US markets move lower as jobs survey disappoints; European markets gain

U.S. stocks moved lower in early trading Wednesday, extending losses from the day before. A report indicating that U.S. businesses slowed their pace of hiring last month weighed on the market. Oil prices rose.

KEEPING SCORE: The Dow Jones industrial average fell 168 points, or 1 percent, to 17,607 as of 10:08 a.m. Eastern. The Standard & Poor's 500 index lost 16 points, or 0.8 percent, to 2,051. The Nasdaq composite shed 51 points, or 1.1 percent, to 4,849.

HIRING SLOWS: Payroll processor ADP said that U.S. companies added a seasonally adjusted 189,000 jobs last month. That was below market expectations for an increase of around 250,000. Though ADP's survey doesn't always tally with official numbers, the figures may prompt some analysts to reduce forecasts for the government's next monthly jobs tally, due out Friday.

SECTOR MONITOR: Eight of the 10 sectors in the S&P 500 fell, with health care costs leading the decline. The sector was down 1.8 percent. Energy and utilities stocks rose. Macerich notched the biggest drop among all stocks in the S&P 500, sliding $4.28, or 5.1 percent, to $80.08. Macerich slumped after rival Simon Property Group called off its hostile $16.8 billion takeover bid for the shopping mall operator.

EUROPEAN MARKETS: European shares rebounded from early losses as a monthly survey showed factory output at a 10-month high in March. Germany's DAX rose 0.4 percent, while France's CAC-40 rose 0.7 percent. Britain's FTSE 100 gained 0.7 percent.

ASIA'S DAY: Markets in Asia were mixed. Japan's Nikkei 225 stock index slipped 0.9 percent, while South Korea's Kospi lost 0.6 percent. Australia's S&P ASX/200 fell 0.5 percent.
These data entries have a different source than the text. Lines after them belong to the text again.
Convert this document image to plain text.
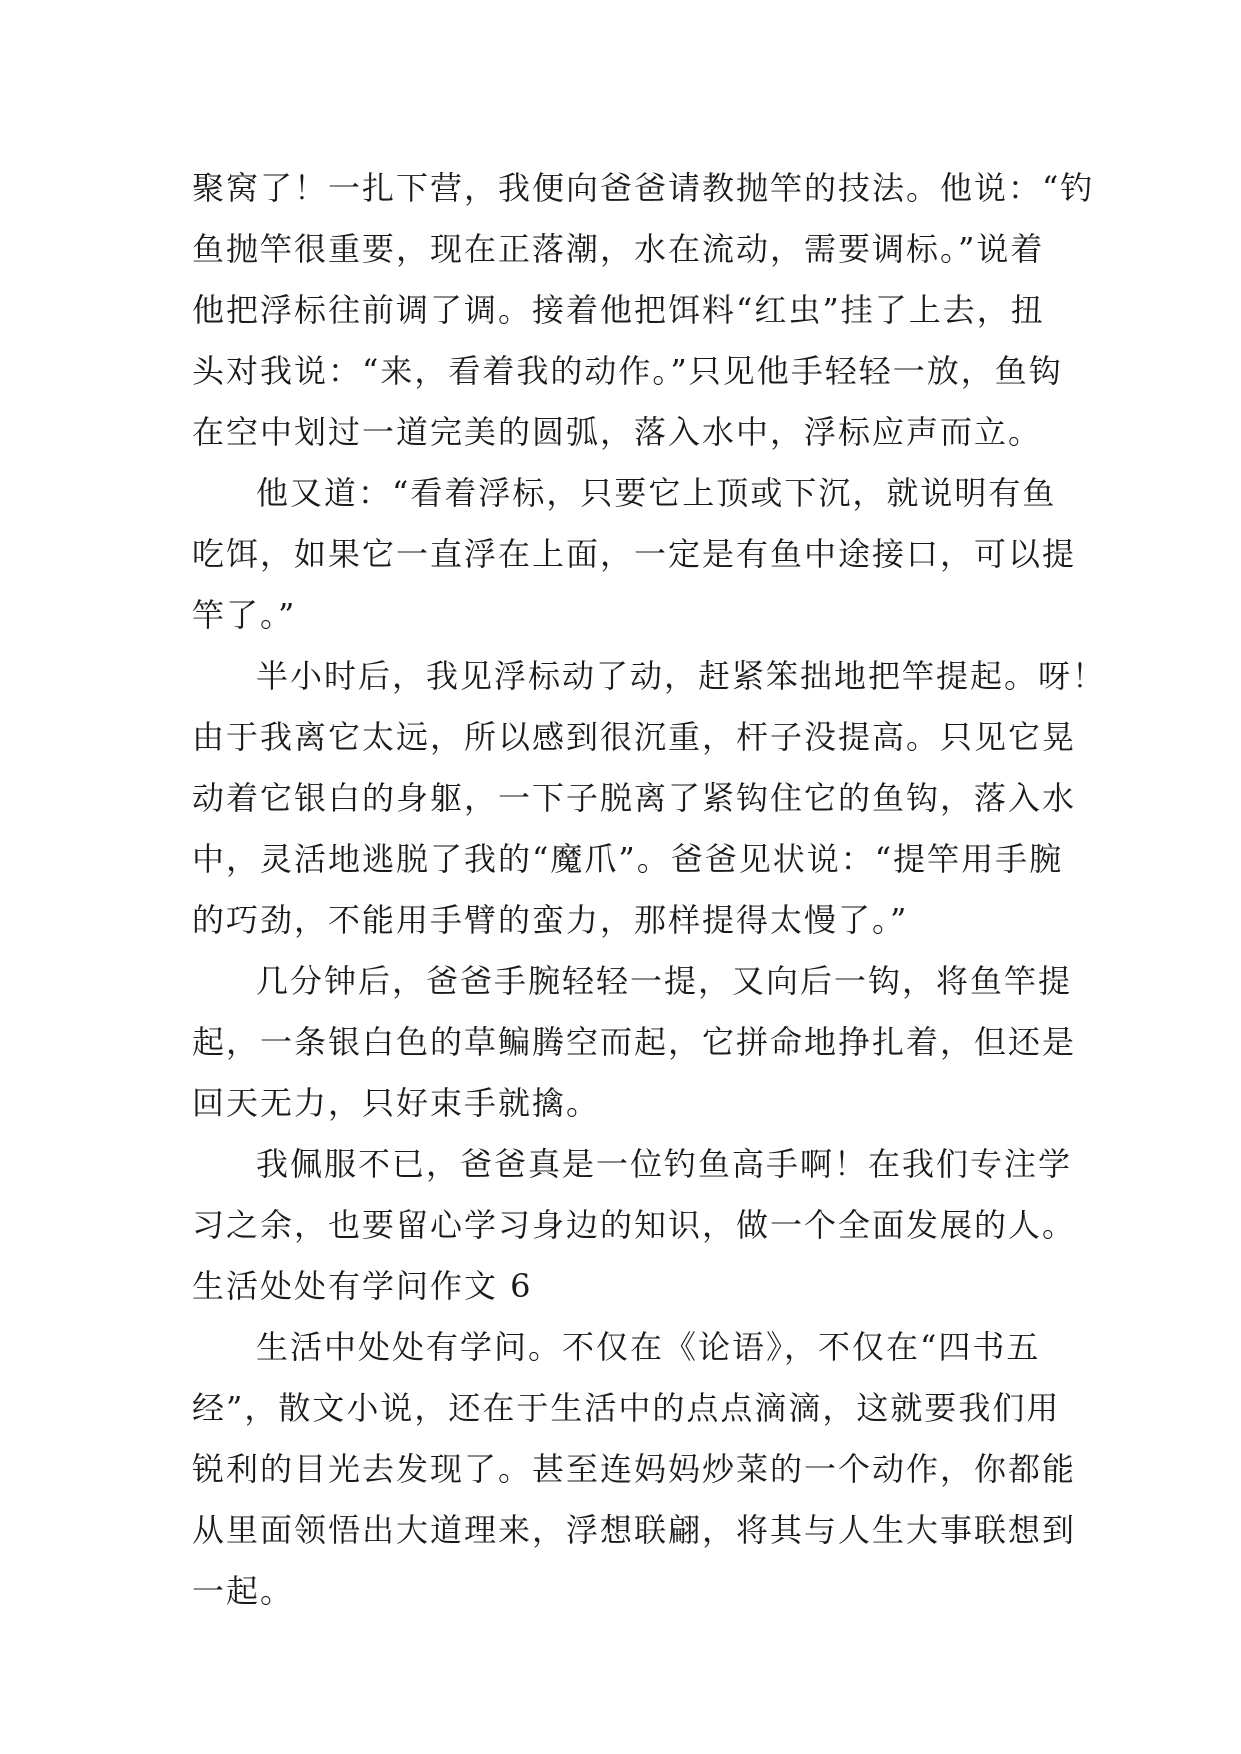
聚窝了！一扎下营，我便向爸爸请教抛竿的技法。他说：“钓
鱼抛竿很重要，现在正落潮，水在流动，需要调标。”说着
他把浮标往前调了调。接着他把饵料“红虫”挂了上去，扭
头对我说：“来，看着我的动作。”只见他手轻轻一放，鱼钩
在空中划过一道完美的圆弧，落入水中，浮标应声而立。

他又道：“看着浮标，只要它上顶或下沉，就说明有鱼
吃饵，如果它一直浮在上面，一定是有鱼中途接口，可以提
竿了。”

半小时后，我见浮标动了动，赶紧笨拙地把竿提起。呀！
由于我离它太远，所以感到很沉重，杆子没提高。只见它晃
动着它银白的身躯，一下子脱离了紧钩住它的鱼钩，落入水
中，灵活地逃脱了我的“魔爪”。爸爸见状说：“提竿用手腕
的巧劲，不能用手臂的蛮力，那样提得太慢了。”

几分钟后，爸爸手腕轻轻一提，又向后一钩，将鱼竿提
起，一条银白色的草鳊腾空而起，它拼命地挣扎着，但还是
回天无力，只好束手就擒。

我佩服不已，爸爸真是一位钓鱼高手啊！在我们专注学
习之余，也要留心学习身边的知识，做一个全面发展的人。

生活处处有学问作文 6

生活中处处有学问。不仅在《论语》，不仅在“四书五
经”，散文小说，还在于生活中的点点滴滴，这就要我们用
锐利的目光去发现了。甚至连妈妈炒菜的一个动作，你都能
从里面领悟出大道理来，浮想联翩，将其与人生大事联想到
一起。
But Hong Kong's Hang Seng index rose 0.7 percent and the Shanghai Composite Index added 1.7 percent on speculation authorities will do more to ease credit.

ENERGY: Benchmark U.S. crude rose 39 cents to $47.99 a barrel on the New York Mercantile Exchange.

BONDS: U.S. government bond prices rose. The yield on the 10-year Treasury note fell to 1.86 percent from 1.93 percent late Tuesday.